Acute pyelonephritis - Emerging treatments

Meropenem/vaborbactam

Meropenem/vaborbactam is a combination of the carbapenem antibiotic meropenem with the beta-lactamase inhibitor vaborbactam.[74][75] It is approved by the Food and Drug Administration (FDA) and the European Medicines Agency (EMA) for the treatment of adults with complicated urinary tract infection, including pyelonephritis, caused by susceptible gram-negative microorganisms (Escherichia coli, Klebsiella pneumoniae, and Enterobacter cloacae complex). In the TANGO I randomized controlled trial (RCT) study, meropenem/vaborbactam was shown to be noninferior to piperacillin/tazobactam for complete resolution along with microbial eradication in complicated urinary tract infections (UTIs) in adults, including acute pyelonephritis.[75]

Plazomicin

Plazomicin is a next-generation aminoglycoside designed to evade all clinically relevant aminoglycoside-modifying enzymes, the main mechanism of aminoglycoside resistance.[76] It is not a first-line agent, but it has been approved by the FDA for the treatment of adults with complicated UTIs, including pyelonephritis, caused by susceptible gram-negative microorganisms (E coli, K pneumoniae, Proteus mirabilis, and E cloacae complex) in patients who have limited or no alternative treatment options. It is not approved by the EMA for this or any other indication. One study has shown plazomicin to be noninferior to meropenem for the treatment of complicated UTIs and acute pyelonephritis caused by Enterobacteriaceae, including multidrug-resistant strains.[77]

Cefepime/enmetazobactam

Cefepime/enmetazobactam is a combination of the fourth-generation cephalosporin cefepime with the beta-lactamase inhibitor enmetazobactam. The FDA and EMA have approved cefepime/enmetazobactam for the treatment of adults with complicated UTIs, including pyelonephritis, caused by susceptible gram-negative microorganisms (E coli, K pneumoniae, Pseudomonas aeruginosa, P mirabilis, and E cloacae complex). One RCT showed cefepime/enmetazobactam to be noninferior to, and even superior to, piperacillin/tazobactam for clinical cure and microbiologic eradication in cases of complex UTI and acute pyelonephritis.[78]

Cefepime/taniborbactam

Cefepime/taniborbactam is an investigational combination of the fourth-generation cefepime with the beta-lactamase inhibitor taniborbactam. Studies have demonstrated activity against Enterobacterales species and P aeruginosa. In one recent phase 3 RCT, cefepime/taniborbactam was superior to meropenem for the treatment of complicated UTI that included acute pyelonephritis, with a safety profile similar to that of meropenem.[79]

Tebipenem

Tebipenem is an orally bioavailable investigational carbapenem antibiotic with activity against uropathogenic Enterobacterales, including extended-spectrum beta-lactamase-producing and fluoroquinolone-resistant strains.

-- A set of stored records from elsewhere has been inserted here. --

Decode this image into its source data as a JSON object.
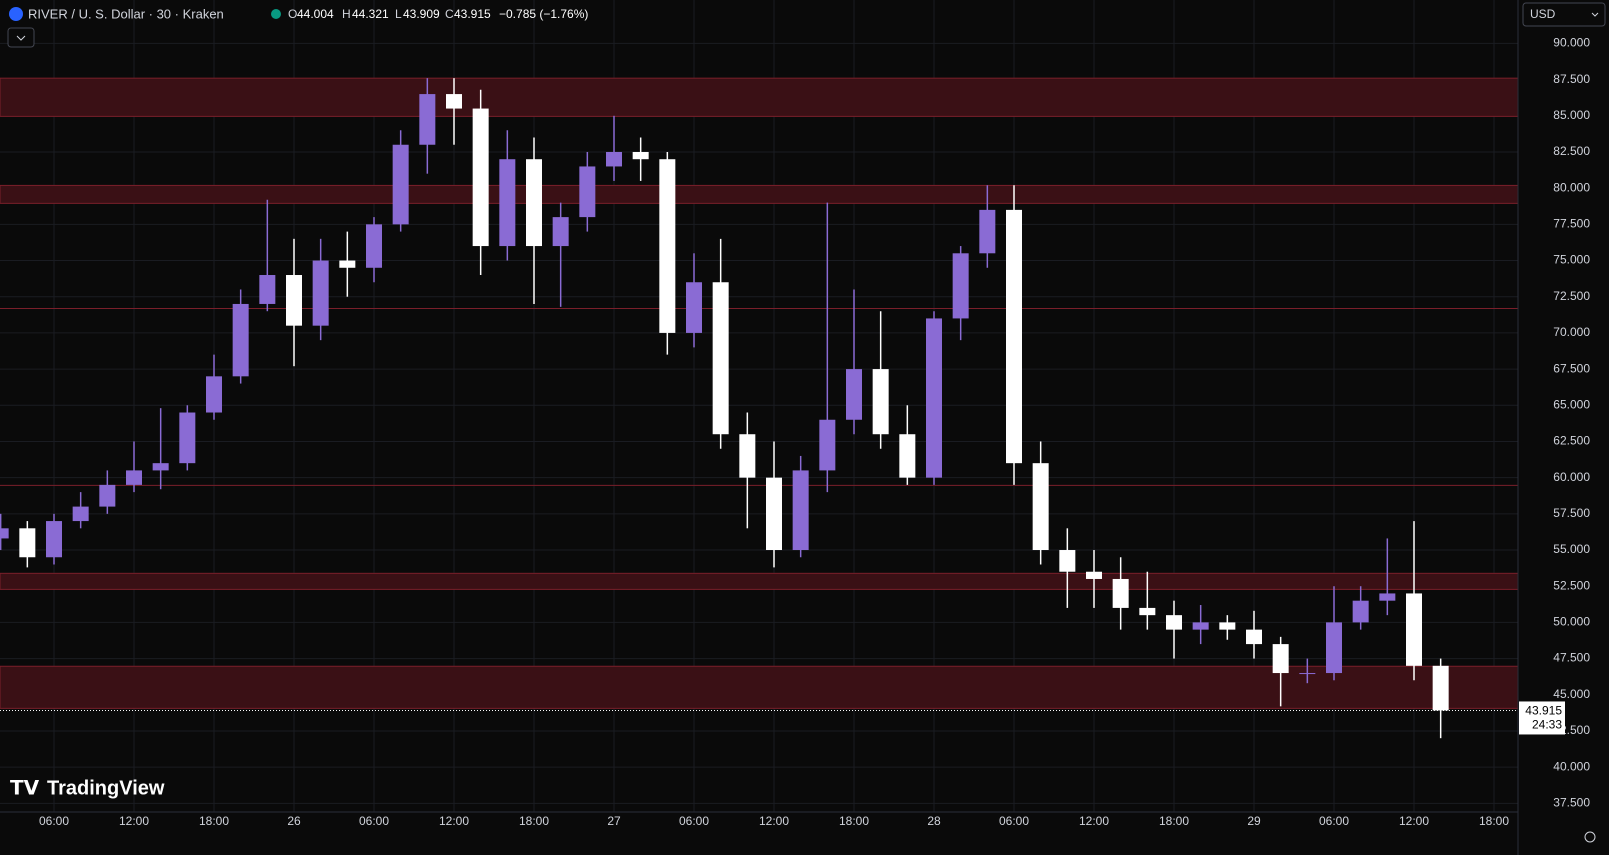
{
  "header": {
    "symbol": "RIVER / U. S. Dollar · 30 · Kraken",
    "o_label": "O",
    "o": 44.004,
    "h_label": "H",
    "h": 44.321,
    "l_label": "L",
    "l": 43.909,
    "c_label": "C",
    "c": 43.915,
    "change": "−0.785 (−1.76%)",
    "currency": "USD",
    "countdown": "24:33",
    "logo": "TradingView"
  },
  "chart_data": {
    "type": "candlestick",
    "x": [
      2,
      4,
      6,
      8,
      10,
      12,
      14,
      16,
      18,
      20,
      22,
      24,
      26,
      28,
      30,
      32,
      34,
      36,
      38,
      40,
      42,
      44,
      46,
      48,
      50,
      52,
      54,
      56,
      58,
      60,
      62,
      64,
      66,
      68,
      70,
      72,
      74,
      76,
      78,
      80,
      82,
      84,
      86,
      88,
      90,
      92,
      94,
      96,
      98,
      100,
      102,
      104,
      106,
      108,
      110
    ],
    "open": [
      55.8,
      56.5,
      54.5,
      57,
      58,
      59.5,
      60.5,
      61,
      64.5,
      67,
      72,
      74,
      70.5,
      75,
      74.5,
      77.5,
      83,
      86.5,
      85.5,
      76,
      82,
      76,
      78,
      81.5,
      82.5,
      82,
      70,
      73.5,
      63,
      60,
      55,
      60.5,
      64,
      67.5,
      63,
      60,
      71,
      75.5,
      78.5,
      61,
      55,
      53.5,
      53,
      51,
      50.5,
      49.5,
      50,
      49.5,
      48.5,
      46.5,
      46.5,
      50,
      51.5,
      52,
      47
    ],
    "high": [
      57.5,
      57,
      57.5,
      59,
      60.5,
      62.5,
      64.8,
      65,
      68.5,
      73,
      79.2,
      76.5,
      76.5,
      77,
      78,
      84,
      87.6,
      87.6,
      86.8,
      84,
      83.5,
      79,
      82.5,
      85,
      83.5,
      82.5,
      75.5,
      76.5,
      64.5,
      62.5,
      61.5,
      79,
      73,
      71.5,
      65,
      71.5,
      76,
      80.2,
      80.2,
      62.5,
      56.5,
      55,
      54.5,
      53.5,
      51.5,
      51.2,
      50.5,
      50.8,
      49,
      47.5,
      52.5,
      52.5,
      55.8,
      57,
      47.5
    ],
    "low": [
      55,
      53.8,
      54,
      56.5,
      57.5,
      59,
      59.2,
      60.5,
      64,
      66.5,
      71.5,
      67.7,
      69.5,
      72.5,
      73.5,
      77,
      81,
      83,
      74,
      75,
      72,
      71.8,
      77,
      80.5,
      80.5,
      68.5,
      69,
      62,
      56.5,
      53.8,
      54.5,
      59,
      63,
      62,
      59.5,
      59.5,
      69.5,
      74.5,
      59.5,
      54,
      51,
      51,
      49.5,
      49.5,
      47.5,
      48.5,
      48.8,
      47.5,
      44.2,
      45.8,
      46,
      49.5,
      50.5,
      46,
      42
    ],
    "close": [
      56.5,
      54.5,
      57,
      58,
      59.5,
      60.5,
      61,
      64.5,
      67,
      72,
      74,
      70.5,
      75,
      74.5,
      77.5,
      83,
      86.5,
      85.5,
      76,
      82,
      76,
      78,
      81.5,
      82.5,
      82,
      70,
      73.5,
      63,
      60,
      55,
      60.5,
      64,
      67.5,
      63,
      60,
      71,
      75.5,
      78.5,
      61,
      55,
      53.5,
      53,
      51,
      50.5,
      49.5,
      50,
      49.5,
      48.5,
      46.5,
      46.5,
      50,
      51.5,
      52,
      47,
      43.915
    ],
    "up_color": "#8a6bd4",
    "down_color": "#ffffff",
    "zone_color": "#3a1015",
    "zone_edge": "#7a1f2a",
    "zones": [
      [
        84.96,
        87.6
      ],
      [
        78.95,
        80.19
      ],
      [
        52.28,
        53.39
      ],
      [
        44.06,
        46.97
      ]
    ],
    "levels": [
      71.69,
      59.47
    ],
    "xlim": [
      1.95,
      115.8
    ],
    "xticks": [
      {
        "value": 6,
        "label": "06:00"
      },
      {
        "value": 12,
        "label": "12:00"
      },
      {
        "value": 18,
        "label": "18:00"
      },
      {
        "value": 24,
        "label": "26"
      },
      {
        "value": 30,
        "label": "06:00"
      },
      {
        "value": 36,
        "label": "12:00"
      },
      {
        "value": 42,
        "label": "18:00"
      },
      {
        "value": 48,
        "label": "27"
      },
      {
        "value": 54,
        "label": "06:00"
      },
      {
        "value": 60,
        "label": "12:00"
      },
      {
        "value": 66,
        "label": "18:00"
      },
      {
        "value": 72,
        "label": "28"
      },
      {
        "value": 78,
        "label": "06:00"
      },
      {
        "value": 84,
        "label": "12:00"
      },
      {
        "value": 90,
        "label": "18:00"
      },
      {
        "value": 96,
        "label": "29"
      },
      {
        "value": 102,
        "label": "06:00"
      },
      {
        "value": 108,
        "label": "12:00"
      },
      {
        "value": 114,
        "label": "18:00"
      }
    ],
    "ylim": [
      36.9,
      93.0
    ],
    "yticks": [
      {
        "value": 37.5,
        "label": "37.500"
      },
      {
        "value": 40,
        "label": "40.000"
      },
      {
        "value": 42.5,
        "label": "42.500"
      },
      {
        "value": 45,
        "label": "45.000"
      },
      {
        "value": 47.5,
        "label": "47.500"
      },
      {
        "value": 50,
        "label": "50.000"
      },
      {
        "value": 52.5,
        "label": "52.500"
      },
      {
        "value": 55,
        "label": "55.000"
      },
      {
        "value": 57.5,
        "label": "57.500"
      },
      {
        "value": 60,
        "label": "60.000"
      },
      {
        "value": 62.5,
        "label": "62.500"
      },
      {
        "value": 65,
        "label": "65.000"
      },
      {
        "value": 67.5,
        "label": "67.500"
      },
      {
        "value": 70,
        "label": "70.000"
      },
      {
        "value": 72.5,
        "label": "72.500"
      },
      {
        "value": 75,
        "label": "75.000"
      },
      {
        "value": 77.5,
        "label": "77.500"
      },
      {
        "value": 80,
        "label": "80.000"
      },
      {
        "value": 82.5,
        "label": "82.500"
      },
      {
        "value": 85,
        "label": "85.000"
      },
      {
        "value": 87.5,
        "label": "87.500"
      },
      {
        "value": 90,
        "label": "90.000"
      }
    ],
    "grid": true
  }
}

In one recent phase 3 trial, tebipenem was noninferior to intravenous ertapenem in the treatment of complicated UTI and acute pyelonephritis.[80] The FDA has granted the drug fast-track designation but states further clinical trials are needed.

Antioxidant/anti-inflammatory therapies

Some factors of E coli (e.g., adhesins, siderophores, toxins, polysaccharide coatings) in the future may provide effective targets for anti-UTI interventions.[22] In animal models of pyelonephritis, treatment with the free radical scavengers catalase and dimethylsulfoxide was able to prevent renal scarring.[81] Similarly, in mice with kidneys inoculated with E coli, lipoprotein saccharide demonstrated less renal scarring 6 weeks after inoculation if the mice received a cox-2 inhibitor.[82]

Vaccine therapy

Specific-antigen vaccines are being studied due to advances in protein purification and the development of recombinant DNA technology.[83] Immunizing mice with an E coli capsular antigen linked to diphtheria toxoid has been shown to improve immunogenicity of the vaccine and increase cell-mediated immune activity in response to subsequent E coli exposure.[84]